SinPo.id - Sekretaris Dewan Pertimbangan Majelis Ulama Indonesia (MUI) Zainut Tauhid Sa'adi meminta agar platform besar seperti Facebook, Instagram, hingga Yotube, untuk mematuhi Peraturan Pemerintah Nomor 17 Tahun 2025 tentang Pelindungan Tata Kelola Penyelenggaraan Sistem Elektronik dalam Pelindungan Anak (PP TUNAS). Hal ini penting demi menjaga masa depan anak-anak Indonesia dari ancaman konten negatif di ruang digital.

"Prinsip universalitas yang ditekankan Menkomdigi sangat tepat. Kami menuntut agar platform seperti Instagram, Facebook, dan YouTube segera melakukan self correction. Jangan sampai Indonesia hanya dianggap sebagai pasar besar namun diabaikan hak keamanan anak-anaknya," kata Zainut dalam keterangannya, Minggu, 29 Maret 2026. 

Zainut memastikan, MUI akan mengawal implementasi PP Tunas agar ruang digital Indonesia menjadi lebih aman, sehat, dan bermanfaat bagi tumbuh kembang anak-anak Indonesia.

Zainut menerangkan, dalam perspektif Islam, perlindungan anak dari paparan konten digital yang merusak, merupakan bagian dari maqashid al-syariah, khususnya hifzhun nasl (menjaga keturunan). Firman Allah SWT dalam Surah An-Nisa Ayat 9, mengingatkan agar tidak meninggalkan generasi yang lemah, baik secara fisik maupun moral.
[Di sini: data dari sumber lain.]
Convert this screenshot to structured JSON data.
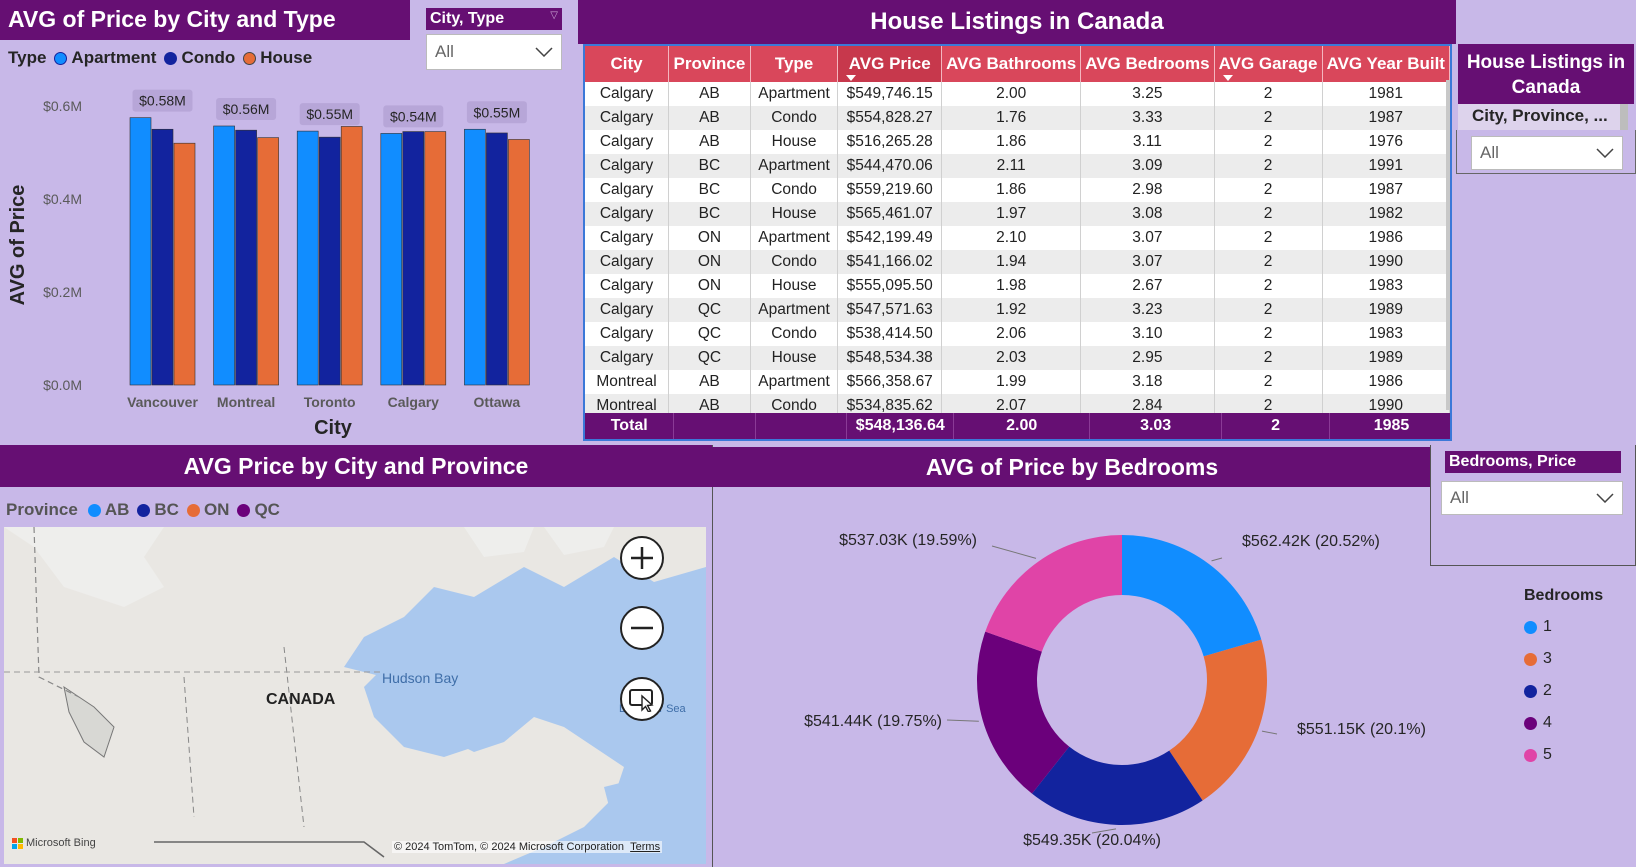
{
  "bar_chart": {
    "title": "AVG of Price by City and Type",
    "legend_label": "Type",
    "ylabel": "AVG of Price",
    "xlabel": "City",
    "yticks": [
      "$0.6M",
      "$0.4M",
      "$0.2M",
      "$0.0M"
    ],
    "series_colors": [
      "#118dff",
      "#12239e",
      "#e66c37"
    ]
  },
  "chart_data": [
    {
      "type": "bar",
      "title": "AVG of Price by City and Type",
      "xlabel": "City",
      "ylabel": "AVG of Price",
      "ylim": [
        0,
        0.6
      ],
      "categories": [
        "Vancouver",
        "Montreal",
        "Toronto",
        "Calgary",
        "Ottawa"
      ],
      "series": [
        {
          "name": "Apartment",
          "values": [
            0.575,
            0.557,
            0.546,
            0.541,
            0.55
          ]
        },
        {
          "name": "Condo",
          "values": [
            0.55,
            0.548,
            0.533,
            0.545,
            0.542
          ]
        },
        {
          "name": "House",
          "values": [
            0.52,
            0.532,
            0.556,
            0.545,
            0.528
          ]
        }
      ],
      "data_labels": [
        "$0.58M",
        "$0.56M",
        "$0.55M",
        "$0.54M",
        "$0.55M"
      ],
      "legend": "top-left"
    },
    {
      "type": "pie",
      "title": "AVG of Price by Bedrooms",
      "legend_title": "Bedrooms",
      "slices": [
        {
          "label": "1",
          "value": 562.42,
          "pct": 20.52,
          "text": "$562.42K (20.52%)",
          "color": "#118dff"
        },
        {
          "label": "3",
          "value": 551.15,
          "pct": 20.1,
          "text": "$551.15K (20.1%)",
          "color": "#e66c37"
        },
        {
          "label": "2",
          "value": 549.35,
          "pct": 20.04,
          "text": "$549.35K (20.04%)",
          "color": "#12239e"
        },
        {
          "label": "4",
          "value": 541.44,
          "pct": 19.75,
          "text": "$541.44K (19.75%)",
          "color": "#6b007b"
        },
        {
          "label": "5",
          "value": 537.03,
          "pct": 19.59,
          "text": "$537.03K (19.59%)",
          "color": "#e044a7"
        }
      ],
      "legend": "right"
    }
  ],
  "slicer_city_type": {
    "header": "City, Type",
    "value": "All"
  },
  "table": {
    "title": "House Listings in Canada",
    "columns": [
      "City",
      "Province",
      "Type",
      "AVG Price",
      "AVG Bathrooms",
      "AVG Bedrooms",
      "AVG Garage",
      "AVG Year Built"
    ],
    "rows": [
      [
        "Calgary",
        "AB",
        "Apartment",
        "$549,746.15",
        "2.00",
        "3.25",
        "2",
        "1981"
      ],
      [
        "Calgary",
        "AB",
        "Condo",
        "$554,828.27",
        "1.76",
        "3.33",
        "2",
        "1987"
      ],
      [
        "Calgary",
        "AB",
        "House",
        "$516,265.28",
        "1.86",
        "3.11",
        "2",
        "1976"
      ],
      [
        "Calgary",
        "BC",
        "Apartment",
        "$544,470.06",
        "2.11",
        "3.09",
        "2",
        "1991"
      ],
      [
        "Calgary",
        "BC",
        "Condo",
        "$559,219.60",
        "1.86",
        "2.98",
        "2",
        "1987"
      ],
      [
        "Calgary",
        "BC",
        "House",
        "$565,461.07",
        "1.97",
        "3.08",
        "2",
        "1982"
      ],
      [
        "Calgary",
        "ON",
        "Apartment",
        "$542,199.49",
        "2.10",
        "3.07",
        "2",
        "1986"
      ],
      [
        "Calgary",
        "ON",
        "Condo",
        "$541,166.02",
        "1.94",
        "3.07",
        "2",
        "1990"
      ],
      [
        "Calgary",
        "ON",
        "House",
        "$555,095.50",
        "1.98",
        "2.67",
        "2",
        "1983"
      ],
      [
        "Calgary",
        "QC",
        "Apartment",
        "$547,571.63",
        "1.92",
        "3.23",
        "2",
        "1989"
      ],
      [
        "Calgary",
        "QC",
        "Condo",
        "$538,414.50",
        "2.06",
        "3.10",
        "2",
        "1983"
      ],
      [
        "Calgary",
        "QC",
        "House",
        "$548,534.38",
        "2.03",
        "2.95",
        "2",
        "1989"
      ],
      [
        "Montreal",
        "AB",
        "Apartment",
        "$566,358.67",
        "1.99",
        "3.18",
        "2",
        "1986"
      ],
      [
        "Montreal",
        "AB",
        "Condo",
        "$534,835.62",
        "2.07",
        "2.84",
        "2",
        "1990"
      ]
    ],
    "total": [
      "Total",
      "",
      "",
      "$548,136.64",
      "2.00",
      "3.03",
      "2",
      "1985"
    ]
  },
  "right_slicer": {
    "title": "House Listings in Canada",
    "header": "City, Province, ...",
    "value": "All"
  },
  "map": {
    "title": "AVG Price by City and Province",
    "legend_label": "Province",
    "legend": [
      {
        "name": "AB",
        "color": "#118dff"
      },
      {
        "name": "BC",
        "color": "#12239e"
      },
      {
        "name": "ON",
        "color": "#e66c37"
      },
      {
        "name": "QC",
        "color": "#6b007b"
      }
    ],
    "labels": {
      "country": "CANADA",
      "bay": "Hudson Bay",
      "sea": "Labrador Sea"
    },
    "attribution": "© 2024 TomTom, © 2024 Microsoft Corporation",
    "terms": "Terms",
    "bing": "Microsoft Bing"
  },
  "donut": {
    "title": "AVG of Price by Bedrooms",
    "legend_title": "Bedrooms"
  },
  "slicer_bedrooms": {
    "header": "Bedrooms, Price",
    "value": "All"
  }
}
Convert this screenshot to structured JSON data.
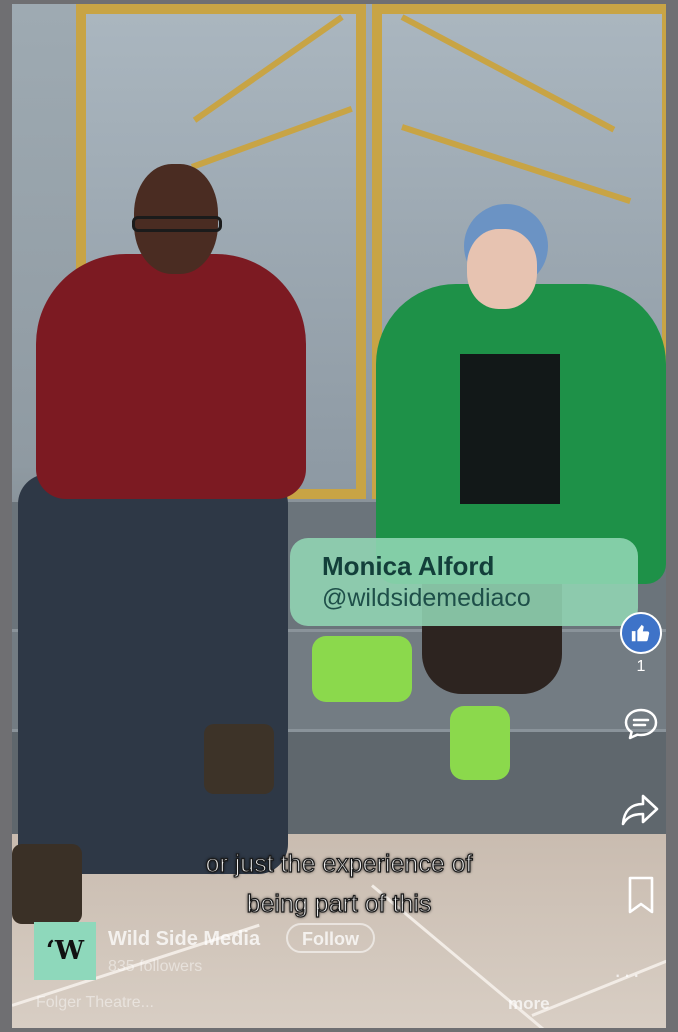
{
  "name_card": {
    "name": "Monica Alford",
    "handle": "@wildsidemediaco"
  },
  "actions": {
    "like_icon": "thumbs-up-icon",
    "like_count": "1",
    "comment_icon": "comment-icon",
    "share_icon": "share-arrow-icon",
    "save_icon": "bookmark-icon",
    "more_icon": "more-dots-icon"
  },
  "caption": {
    "line1": "or just the experience of",
    "line2": "being part of this"
  },
  "channel": {
    "logo_text": "‘W",
    "name": "Wild Side Media",
    "follow_label": "Follow",
    "followers": "835 followers",
    "description": "Folger Theatre...",
    "more_label": "more"
  },
  "colors": {
    "name_card_bg": "#92d6b4",
    "like_bg": "#3e73c8",
    "logo_bg": "#8ed8bb"
  }
}
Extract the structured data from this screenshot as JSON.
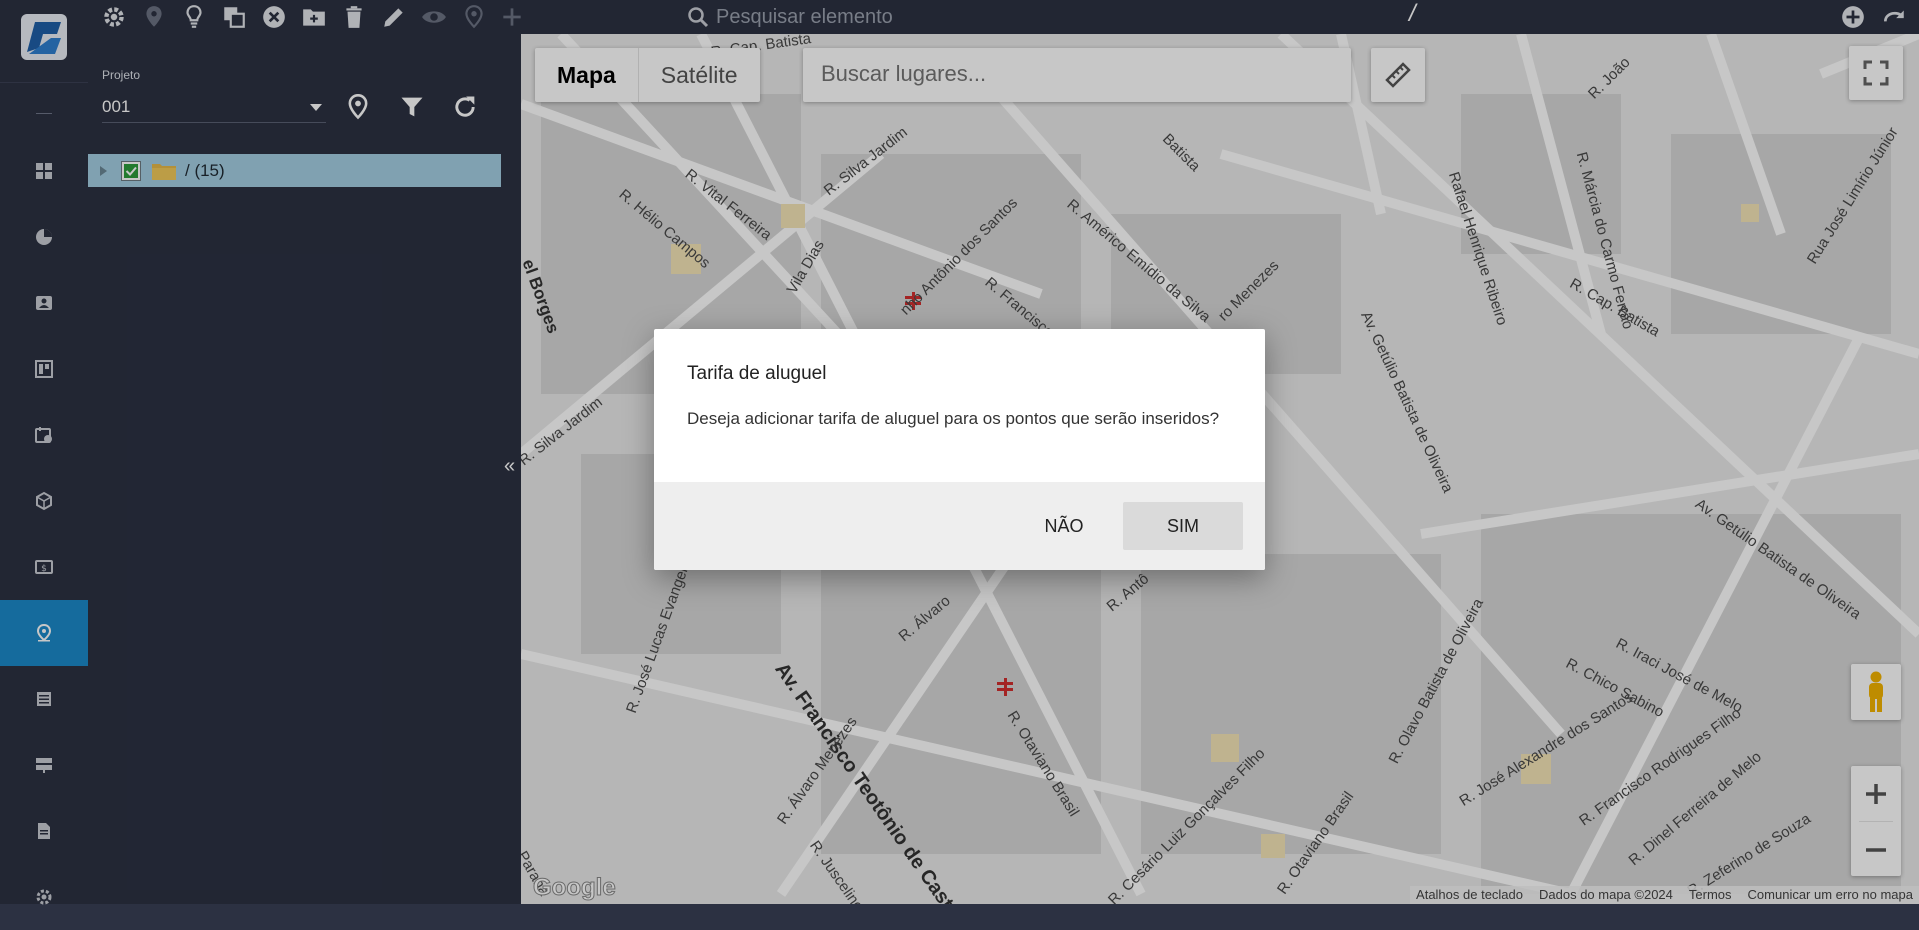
{
  "toolbar": {
    "search_placeholder": "Pesquisar elemento",
    "path": "/"
  },
  "project": {
    "label": "Projeto",
    "selected": "001",
    "tree_root_label": "/ (15)"
  },
  "map": {
    "type_map": "Mapa",
    "type_satellite": "Satélite",
    "search_placeholder": "Buscar lugares...",
    "google": "Google",
    "attribution": [
      "Atalhos de teclado",
      "Dados do mapa ©2024",
      "Termos",
      "Comunicar um erro no mapa"
    ],
    "streets": [
      "R. Cap. Batista",
      "R. Vital Ferreira",
      "R. Silva Jardim",
      "R. Hélio Campos",
      "R. Américo Emídio da Silva",
      "R. Francisco",
      "Vila Dias",
      "nho Antônio dos Santos",
      "R. Cap. Batista",
      "Rafael Henrique Ribeiro",
      "R. Márcia do Carmo Ferrão",
      "Rua José Limírio Júnior",
      "R. João",
      "Av. Getúlio Batista de Oliveira",
      "Av. Getúlio Batista de Oliveira",
      "Av. Francisco Teotônio de Castro",
      "R. José Lucas Evangelista",
      "R. Otaviano Brasil",
      "R. Álvaro Menezes",
      "R. Juscelino de",
      "R. Cesário Luiz Gonçalves Filho",
      "R. Otaviano Brasil",
      "R. Olavo Batista de Oliveira",
      "R. José Alexandre dos Santos",
      "R. Chico Sabino",
      "R. Iraci José de Melo",
      "R. Francisco Rodrigues Filho",
      "R. Dinel Ferreira de Melo",
      "R. Zeferino de Souza",
      "R. Silva Jardim",
      "el Borges",
      "Paraná",
      "R. Álvaro",
      "R. Antô",
      "Batista",
      "ro Menezes"
    ]
  },
  "dialog": {
    "title": "Tarifa de aluguel",
    "message": "Deseja adicionar tarifa de aluguel para os pontos que serão inseridos?",
    "no_label": "NÃO",
    "yes_label": "SIM"
  }
}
Kebijakan PP Tunas ini juga sejalan dengan kaidah fikih tasharrufu al-imam 'ala al ra' iyyah manutun bi al-mashlahah, yakni setiap kebijakan pemimpin harus berorientasi pada kemaslahatan rakyat. Penegakan aturan terhadap platform digital ini sebagai langkah menghadirkan kemaslahatan umum di atas kepentingan bisnis global. 

Untuk itu, seluruh platform digital global wajib mematuhi regulasi yang berlaku di Indonesia. Menurutnya, ketidakpatuhan dapat dikategorikan sebagai pembiaran terhadap bahaya yang harus dihilangkan, sebagaimana kaidah fikih al-dhararu yuzal.

"Kami memberikan apresiasi dan dukungan penuh kepada pemerintah, khususnya Kementerian Komdigi, atas implementasi PP Tunas. Ini bukan sekadar kebijakan teknis, melainkan amanat konstitusi dan agama untuk menjaga moral, mental, dan spiritual generasi bangsa," ungkapnya. 

Selain itu, MUI juga mengingatkan pentingnya peran keluarga dalam menjaga anak dari dampak negatif dunia digital. Orang tua harus meningkatkan literasi digital dan pengawasan terhadap aktivitas anak di medsos.

"Regulasi PP Tunas adalah instrumen negara, namun pendidikan akhlak dan keteladanan di rumah adalah kunci utama dalam menghadapi arus informasi yang kian deras. Selain regulasi pemerintah, perlindungan anak memerlukan 'benteng' di tingkat keluarga," tukasnya.